Une cabane sur le toit du monde
2 novembre 2025 17:34, par LazebyL’autonomie absolue est nécessairement un choix de vie et pourquoi pas, mais elle ne saurait être une politique, celle-ci visant à organiser la vie sociale en commun malgré l’exigence d’autonomie propre à chacun.
Il me semble que de l’autonomie revendiquée en impératif absolu au " there is no society" de Margaret Thatcher il n’y a pas loin et cela donne politiquement au mieux les libertariens, soit des gens parmi d’autres qui courront éternellement après leur rêve de Robinson dans un monde de Robinson.
Les personnes en question dans ce film me paraissent n’être en fait qu’une manifestation particulière ou un avatar de l’hyperindividualisme occidental contemporain. Elles ont cessé de courir pour les autres pour mieux se chercher elles-mêmes, grand bien leur fasse mais cela ne regarde qu’elles.
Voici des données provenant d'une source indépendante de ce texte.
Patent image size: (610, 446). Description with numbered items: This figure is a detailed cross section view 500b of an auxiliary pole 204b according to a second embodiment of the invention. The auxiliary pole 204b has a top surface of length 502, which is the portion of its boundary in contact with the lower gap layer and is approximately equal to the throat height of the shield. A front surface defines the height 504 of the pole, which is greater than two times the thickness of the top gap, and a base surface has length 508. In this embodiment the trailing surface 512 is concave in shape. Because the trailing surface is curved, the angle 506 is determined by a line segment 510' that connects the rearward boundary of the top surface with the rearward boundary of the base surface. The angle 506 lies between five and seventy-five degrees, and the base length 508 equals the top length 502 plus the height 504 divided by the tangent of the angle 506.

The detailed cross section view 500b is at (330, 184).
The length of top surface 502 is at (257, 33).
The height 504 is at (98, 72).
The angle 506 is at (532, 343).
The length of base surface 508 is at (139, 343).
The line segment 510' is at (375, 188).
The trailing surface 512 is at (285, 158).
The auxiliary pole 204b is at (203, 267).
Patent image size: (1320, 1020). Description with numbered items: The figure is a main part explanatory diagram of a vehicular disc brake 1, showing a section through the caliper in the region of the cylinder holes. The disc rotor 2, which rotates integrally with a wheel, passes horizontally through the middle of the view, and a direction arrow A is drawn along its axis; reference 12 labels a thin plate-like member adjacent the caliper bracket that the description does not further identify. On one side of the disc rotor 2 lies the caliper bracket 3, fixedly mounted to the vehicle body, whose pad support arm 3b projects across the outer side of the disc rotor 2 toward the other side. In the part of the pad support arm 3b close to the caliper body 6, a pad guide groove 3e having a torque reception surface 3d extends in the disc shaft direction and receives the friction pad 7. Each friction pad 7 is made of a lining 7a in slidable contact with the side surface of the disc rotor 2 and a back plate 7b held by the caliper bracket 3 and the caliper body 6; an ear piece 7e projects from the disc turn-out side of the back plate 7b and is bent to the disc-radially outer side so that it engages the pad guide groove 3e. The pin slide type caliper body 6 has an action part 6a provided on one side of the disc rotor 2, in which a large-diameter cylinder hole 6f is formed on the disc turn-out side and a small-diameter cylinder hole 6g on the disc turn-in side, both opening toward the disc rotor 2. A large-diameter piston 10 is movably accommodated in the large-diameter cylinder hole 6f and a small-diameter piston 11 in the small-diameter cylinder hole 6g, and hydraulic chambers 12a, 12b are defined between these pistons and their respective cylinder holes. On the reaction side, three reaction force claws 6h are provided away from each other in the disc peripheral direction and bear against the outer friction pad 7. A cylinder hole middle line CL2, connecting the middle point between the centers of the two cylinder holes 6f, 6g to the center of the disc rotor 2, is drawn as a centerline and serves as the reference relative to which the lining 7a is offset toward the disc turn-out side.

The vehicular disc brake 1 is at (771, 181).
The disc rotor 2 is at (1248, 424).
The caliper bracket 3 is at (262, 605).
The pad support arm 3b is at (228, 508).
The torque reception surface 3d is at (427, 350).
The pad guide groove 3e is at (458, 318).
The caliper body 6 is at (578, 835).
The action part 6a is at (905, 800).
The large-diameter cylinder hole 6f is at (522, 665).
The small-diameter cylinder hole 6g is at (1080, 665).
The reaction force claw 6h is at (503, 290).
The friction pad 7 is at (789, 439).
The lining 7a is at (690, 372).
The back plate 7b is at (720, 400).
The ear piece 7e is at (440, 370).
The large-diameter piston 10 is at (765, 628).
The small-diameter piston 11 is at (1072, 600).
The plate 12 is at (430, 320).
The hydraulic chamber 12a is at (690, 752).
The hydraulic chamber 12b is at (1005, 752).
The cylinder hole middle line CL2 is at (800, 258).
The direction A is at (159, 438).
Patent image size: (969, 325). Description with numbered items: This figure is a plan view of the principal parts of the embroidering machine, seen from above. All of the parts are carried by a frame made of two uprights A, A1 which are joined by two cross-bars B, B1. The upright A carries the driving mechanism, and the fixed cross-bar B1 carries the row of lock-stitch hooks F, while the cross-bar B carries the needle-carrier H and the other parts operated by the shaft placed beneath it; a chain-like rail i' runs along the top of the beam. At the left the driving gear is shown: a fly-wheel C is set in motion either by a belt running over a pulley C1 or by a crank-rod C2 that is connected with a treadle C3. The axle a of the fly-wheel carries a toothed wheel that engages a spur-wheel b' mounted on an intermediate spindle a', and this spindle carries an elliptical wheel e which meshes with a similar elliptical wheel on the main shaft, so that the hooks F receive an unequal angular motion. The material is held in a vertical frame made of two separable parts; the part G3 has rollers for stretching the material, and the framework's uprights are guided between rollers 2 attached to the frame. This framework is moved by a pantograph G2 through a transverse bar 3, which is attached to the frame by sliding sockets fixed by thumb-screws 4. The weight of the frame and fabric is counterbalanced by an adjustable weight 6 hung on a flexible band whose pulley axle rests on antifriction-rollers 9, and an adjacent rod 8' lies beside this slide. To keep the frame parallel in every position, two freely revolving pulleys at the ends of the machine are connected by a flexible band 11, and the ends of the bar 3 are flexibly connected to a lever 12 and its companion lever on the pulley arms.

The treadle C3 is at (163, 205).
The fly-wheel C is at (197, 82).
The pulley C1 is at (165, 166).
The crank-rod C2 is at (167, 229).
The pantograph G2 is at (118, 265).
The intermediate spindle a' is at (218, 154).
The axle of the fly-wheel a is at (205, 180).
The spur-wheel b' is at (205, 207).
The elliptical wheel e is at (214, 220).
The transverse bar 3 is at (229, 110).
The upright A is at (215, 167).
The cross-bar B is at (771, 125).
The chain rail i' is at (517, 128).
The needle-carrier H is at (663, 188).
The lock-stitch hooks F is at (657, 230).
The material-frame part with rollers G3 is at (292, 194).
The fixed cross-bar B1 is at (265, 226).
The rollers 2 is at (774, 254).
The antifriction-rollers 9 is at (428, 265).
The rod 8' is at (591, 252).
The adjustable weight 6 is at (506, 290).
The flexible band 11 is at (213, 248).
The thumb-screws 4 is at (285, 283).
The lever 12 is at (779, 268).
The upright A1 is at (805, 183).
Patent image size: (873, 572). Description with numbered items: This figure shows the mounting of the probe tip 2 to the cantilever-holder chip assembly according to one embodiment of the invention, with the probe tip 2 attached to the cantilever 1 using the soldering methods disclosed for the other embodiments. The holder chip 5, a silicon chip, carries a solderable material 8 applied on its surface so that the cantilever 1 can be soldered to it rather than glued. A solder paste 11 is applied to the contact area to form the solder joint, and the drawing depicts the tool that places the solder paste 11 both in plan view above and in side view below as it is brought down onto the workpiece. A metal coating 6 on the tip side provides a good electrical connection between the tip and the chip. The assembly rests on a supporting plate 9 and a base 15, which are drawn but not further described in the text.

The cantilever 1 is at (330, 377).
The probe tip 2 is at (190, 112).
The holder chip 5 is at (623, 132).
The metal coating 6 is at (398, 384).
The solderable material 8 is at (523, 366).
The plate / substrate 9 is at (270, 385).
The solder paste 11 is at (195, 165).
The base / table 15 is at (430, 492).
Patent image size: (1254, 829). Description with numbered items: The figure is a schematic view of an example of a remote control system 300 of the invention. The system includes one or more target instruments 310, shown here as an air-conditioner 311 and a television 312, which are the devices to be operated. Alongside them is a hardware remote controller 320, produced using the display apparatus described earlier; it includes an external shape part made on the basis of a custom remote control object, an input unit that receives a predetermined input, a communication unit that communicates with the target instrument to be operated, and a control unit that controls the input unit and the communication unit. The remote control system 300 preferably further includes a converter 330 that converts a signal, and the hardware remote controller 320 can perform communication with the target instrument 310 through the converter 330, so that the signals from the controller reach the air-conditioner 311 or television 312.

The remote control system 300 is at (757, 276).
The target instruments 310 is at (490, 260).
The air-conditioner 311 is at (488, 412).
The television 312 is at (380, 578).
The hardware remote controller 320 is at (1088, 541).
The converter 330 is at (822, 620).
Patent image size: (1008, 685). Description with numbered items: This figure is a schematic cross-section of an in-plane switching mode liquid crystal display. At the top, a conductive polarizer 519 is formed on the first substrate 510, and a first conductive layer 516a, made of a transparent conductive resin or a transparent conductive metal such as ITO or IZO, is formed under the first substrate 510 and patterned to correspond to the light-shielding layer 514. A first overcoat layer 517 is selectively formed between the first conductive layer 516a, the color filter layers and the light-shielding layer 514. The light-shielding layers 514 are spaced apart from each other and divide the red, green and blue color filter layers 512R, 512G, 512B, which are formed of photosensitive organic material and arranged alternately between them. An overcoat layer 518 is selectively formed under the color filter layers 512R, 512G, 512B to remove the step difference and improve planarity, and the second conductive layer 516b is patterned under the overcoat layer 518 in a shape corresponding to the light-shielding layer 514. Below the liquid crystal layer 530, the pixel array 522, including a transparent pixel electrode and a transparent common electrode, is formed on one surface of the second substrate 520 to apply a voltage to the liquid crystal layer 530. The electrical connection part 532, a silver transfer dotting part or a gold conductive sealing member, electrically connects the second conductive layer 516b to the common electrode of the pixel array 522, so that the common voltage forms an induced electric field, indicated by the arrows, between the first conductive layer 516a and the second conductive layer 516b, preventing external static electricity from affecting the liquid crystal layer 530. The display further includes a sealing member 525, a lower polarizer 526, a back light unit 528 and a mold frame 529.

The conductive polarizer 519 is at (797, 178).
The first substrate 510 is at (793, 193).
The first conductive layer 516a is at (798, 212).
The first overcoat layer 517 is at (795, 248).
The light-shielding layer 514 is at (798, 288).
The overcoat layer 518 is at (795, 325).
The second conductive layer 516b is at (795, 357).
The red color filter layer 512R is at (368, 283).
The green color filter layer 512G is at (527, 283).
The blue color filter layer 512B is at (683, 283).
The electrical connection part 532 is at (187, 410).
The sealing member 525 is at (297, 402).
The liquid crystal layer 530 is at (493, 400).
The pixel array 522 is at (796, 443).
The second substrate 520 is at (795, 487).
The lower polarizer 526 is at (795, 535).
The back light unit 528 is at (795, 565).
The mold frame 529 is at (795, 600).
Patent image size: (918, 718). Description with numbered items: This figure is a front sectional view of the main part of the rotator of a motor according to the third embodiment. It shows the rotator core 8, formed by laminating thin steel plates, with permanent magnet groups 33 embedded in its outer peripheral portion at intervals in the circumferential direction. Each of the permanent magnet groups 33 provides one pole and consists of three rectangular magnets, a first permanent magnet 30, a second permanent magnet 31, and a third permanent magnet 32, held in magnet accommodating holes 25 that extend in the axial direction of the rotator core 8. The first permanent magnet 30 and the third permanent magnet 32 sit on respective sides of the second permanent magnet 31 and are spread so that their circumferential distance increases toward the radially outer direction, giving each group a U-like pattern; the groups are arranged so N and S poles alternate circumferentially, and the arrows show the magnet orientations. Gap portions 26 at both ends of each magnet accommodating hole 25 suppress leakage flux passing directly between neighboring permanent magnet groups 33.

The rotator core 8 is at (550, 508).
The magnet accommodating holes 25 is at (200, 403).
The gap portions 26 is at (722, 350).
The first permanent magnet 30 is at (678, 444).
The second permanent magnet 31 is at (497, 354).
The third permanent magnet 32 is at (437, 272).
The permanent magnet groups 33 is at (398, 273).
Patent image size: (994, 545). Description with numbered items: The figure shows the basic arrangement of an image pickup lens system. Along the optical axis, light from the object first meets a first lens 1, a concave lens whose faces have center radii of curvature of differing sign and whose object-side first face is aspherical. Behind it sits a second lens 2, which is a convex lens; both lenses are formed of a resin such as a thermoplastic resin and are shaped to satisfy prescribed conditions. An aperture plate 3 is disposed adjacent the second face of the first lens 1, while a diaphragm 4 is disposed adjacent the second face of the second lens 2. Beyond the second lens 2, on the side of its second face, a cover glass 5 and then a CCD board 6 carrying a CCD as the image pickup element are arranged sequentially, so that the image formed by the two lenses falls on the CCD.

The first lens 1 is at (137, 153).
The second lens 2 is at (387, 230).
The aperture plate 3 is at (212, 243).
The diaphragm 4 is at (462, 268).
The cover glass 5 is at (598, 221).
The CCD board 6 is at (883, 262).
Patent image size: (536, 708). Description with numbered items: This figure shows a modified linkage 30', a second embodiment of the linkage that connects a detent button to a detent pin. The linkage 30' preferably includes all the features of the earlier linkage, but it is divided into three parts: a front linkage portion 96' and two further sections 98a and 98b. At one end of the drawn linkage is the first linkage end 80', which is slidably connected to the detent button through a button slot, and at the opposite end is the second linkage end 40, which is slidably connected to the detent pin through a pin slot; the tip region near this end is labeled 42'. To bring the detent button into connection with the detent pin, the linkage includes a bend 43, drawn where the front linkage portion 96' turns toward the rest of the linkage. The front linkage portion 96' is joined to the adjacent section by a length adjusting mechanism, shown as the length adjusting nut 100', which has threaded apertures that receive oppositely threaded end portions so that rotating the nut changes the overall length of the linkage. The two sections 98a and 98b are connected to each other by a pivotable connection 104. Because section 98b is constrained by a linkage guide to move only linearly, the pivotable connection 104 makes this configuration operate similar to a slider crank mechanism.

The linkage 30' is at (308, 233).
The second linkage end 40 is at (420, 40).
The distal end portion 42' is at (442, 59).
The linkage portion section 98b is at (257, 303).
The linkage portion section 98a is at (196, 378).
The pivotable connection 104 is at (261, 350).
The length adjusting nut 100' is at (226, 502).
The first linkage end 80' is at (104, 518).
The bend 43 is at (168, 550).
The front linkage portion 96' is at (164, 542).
Il reste bien sûr possible de saluer l’exploit individuel de vivre ainsi, avec l’avantage que cela ne coûte qu’à leur endroit (tant qu’ils ne se cassent pas une jambe ou une vertèbre) à la différence de tant d’autres exploits célébrés dans nos temples et nos arènes au mépris de ceux qui n’ont que le choix de survivre.
Le couplet désormais convenu par l’auteur sur le masculinisme me ferait plutôt sourire, moi qui ai connu les fermes communautaires ardéchoises des années soixante-dix. On y trouvait déjà des féministes pures et dures à la tâche mais relationnellement à fuir. J’ai donc fui (en vain, je le reconnais, elles étaient déjà partout).